Max Richter est un compositeur classique moderne qui me renverse, chaque fois. Il est possible que vous l’ayez déjà entendu, il a prêté certaines pièces au cinéma (dont sa poignante On the Nature of Daylight à Shutter Island, lorsque Teddy voit sa femme s’effriter de toutes pièces) et composé plusieurs trames sonores.
Il fait partie de mon paysage sonore depuis bientôt 20 ans, ayant découvert sa musique avec son premier album (Memoryhouse). Sa recomposition des Quatres saisons de Vivaldi, pour Deutsche Grammophone, est un bijou.
Mais le joyau de ma collection musicale demeure Sleep, son projet le plus ambitieux : une composition de 8 heures (!) – il en existe une version concise d’une heure, mais quant à moi c’est une hérésie – conçue pour accompagner le sommeil de ses auditeurs.

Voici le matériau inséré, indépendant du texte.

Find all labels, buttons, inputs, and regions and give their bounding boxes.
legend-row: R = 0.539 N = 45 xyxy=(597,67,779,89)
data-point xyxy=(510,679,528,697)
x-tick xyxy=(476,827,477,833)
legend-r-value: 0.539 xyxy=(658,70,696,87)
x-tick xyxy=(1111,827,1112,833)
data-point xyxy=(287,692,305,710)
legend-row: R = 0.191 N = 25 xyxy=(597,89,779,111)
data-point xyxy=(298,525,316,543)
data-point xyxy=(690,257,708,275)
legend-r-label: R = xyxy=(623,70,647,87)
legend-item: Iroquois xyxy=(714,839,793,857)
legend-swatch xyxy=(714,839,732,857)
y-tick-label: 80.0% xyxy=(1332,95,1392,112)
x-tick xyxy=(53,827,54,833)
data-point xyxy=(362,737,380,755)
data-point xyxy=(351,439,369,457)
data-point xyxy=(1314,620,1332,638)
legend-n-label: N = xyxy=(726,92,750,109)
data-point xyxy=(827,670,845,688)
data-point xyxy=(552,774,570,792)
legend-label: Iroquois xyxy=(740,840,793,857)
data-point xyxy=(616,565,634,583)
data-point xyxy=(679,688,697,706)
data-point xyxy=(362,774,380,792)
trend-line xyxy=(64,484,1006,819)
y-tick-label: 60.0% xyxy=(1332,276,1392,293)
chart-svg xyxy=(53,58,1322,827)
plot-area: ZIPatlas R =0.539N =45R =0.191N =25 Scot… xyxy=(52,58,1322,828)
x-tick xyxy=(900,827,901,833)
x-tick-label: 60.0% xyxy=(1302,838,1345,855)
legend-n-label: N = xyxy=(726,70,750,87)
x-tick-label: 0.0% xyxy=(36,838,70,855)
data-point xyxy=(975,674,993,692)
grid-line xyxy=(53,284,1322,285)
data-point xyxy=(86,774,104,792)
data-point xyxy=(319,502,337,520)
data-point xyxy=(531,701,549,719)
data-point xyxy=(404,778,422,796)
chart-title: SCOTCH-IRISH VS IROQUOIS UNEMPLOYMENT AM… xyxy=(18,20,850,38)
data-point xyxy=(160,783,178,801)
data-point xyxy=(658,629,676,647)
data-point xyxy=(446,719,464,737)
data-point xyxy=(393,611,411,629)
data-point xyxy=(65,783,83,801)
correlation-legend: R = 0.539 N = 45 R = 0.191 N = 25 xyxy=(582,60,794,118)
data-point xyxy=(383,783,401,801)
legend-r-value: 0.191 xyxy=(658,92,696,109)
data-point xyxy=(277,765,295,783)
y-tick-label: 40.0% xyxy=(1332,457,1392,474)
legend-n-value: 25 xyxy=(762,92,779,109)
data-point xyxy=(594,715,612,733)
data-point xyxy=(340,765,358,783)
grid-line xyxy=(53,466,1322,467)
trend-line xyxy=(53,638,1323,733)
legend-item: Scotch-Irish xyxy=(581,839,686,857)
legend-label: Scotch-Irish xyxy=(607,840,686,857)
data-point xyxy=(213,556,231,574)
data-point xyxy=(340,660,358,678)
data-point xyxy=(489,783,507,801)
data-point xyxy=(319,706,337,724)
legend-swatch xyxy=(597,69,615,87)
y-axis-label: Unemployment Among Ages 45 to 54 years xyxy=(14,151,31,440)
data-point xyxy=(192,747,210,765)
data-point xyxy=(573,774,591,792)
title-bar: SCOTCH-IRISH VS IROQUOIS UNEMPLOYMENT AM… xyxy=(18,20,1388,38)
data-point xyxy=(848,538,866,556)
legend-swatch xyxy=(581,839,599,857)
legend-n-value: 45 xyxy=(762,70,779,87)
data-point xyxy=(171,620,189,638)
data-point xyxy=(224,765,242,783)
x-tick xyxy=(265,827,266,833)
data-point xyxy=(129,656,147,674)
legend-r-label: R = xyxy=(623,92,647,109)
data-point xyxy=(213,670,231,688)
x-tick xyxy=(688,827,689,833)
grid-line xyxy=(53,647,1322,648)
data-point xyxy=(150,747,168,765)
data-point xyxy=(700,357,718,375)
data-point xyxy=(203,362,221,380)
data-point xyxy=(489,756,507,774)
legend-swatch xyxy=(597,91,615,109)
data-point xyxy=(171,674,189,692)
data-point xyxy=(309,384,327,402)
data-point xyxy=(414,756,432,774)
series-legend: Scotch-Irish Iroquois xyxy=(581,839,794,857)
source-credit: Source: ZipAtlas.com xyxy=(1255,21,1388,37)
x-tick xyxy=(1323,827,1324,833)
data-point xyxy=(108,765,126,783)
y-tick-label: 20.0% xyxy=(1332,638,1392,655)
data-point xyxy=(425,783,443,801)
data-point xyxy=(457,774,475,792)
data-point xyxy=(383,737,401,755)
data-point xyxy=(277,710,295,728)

Et ça marche. Je pense ne jamais avoir entendu plus de 2 heures du truc avant de sombrer. Je me promets depuis des années de l’écouter une journée durant comme trame de fond.
Une oeuvre d’art contemplative, puissante et douce à la fois.
Y’a quelques années, j’avais entendu parler du fait que le bonhomme avait décidé de présenter la pièce complète, en direct, devant public. J’avais trouvé l’idée folle, mais je m’étais surtout mordu les doigts devant l’impossibilité d’être présent (aucune date au Canada).
Nathalie Johns y était, elle. En privilégiée, elle l’a suivi dans cette affaire. Et elle en a fabriqué un document à sa hauteur, dépassant l’événement et donnant la place à Max (et sa conjointe). Ils nous y expliquent la genèse du projet, le concept et ses questions fondatrices, et font certaines révélations choc – je ne me serais jamais imaginé le niveau de misère dans lequel le compositeur vivait jusqu’à y’a même pas 10 ans.
C’est un tableau vivant qui, à partir du pari fou de présenter cette massive pièce 18 fois autour du monde, appuie le plaidoyer de Richter pour un monde moins fou, plus empathique, plus lent. Les images sont très belles, et la musique de Richter mise à l’honneur. Plus qu’un film concert, c’est un vrai document sur l’objet d’art et son auteur. Ça remplace pas l’expérience réelle, mais c’est quand même y toucher un petit peu.
Un petit deux heures de bonheur zen, en compagnie d’un homme introverti qui mérite d’être une superstar.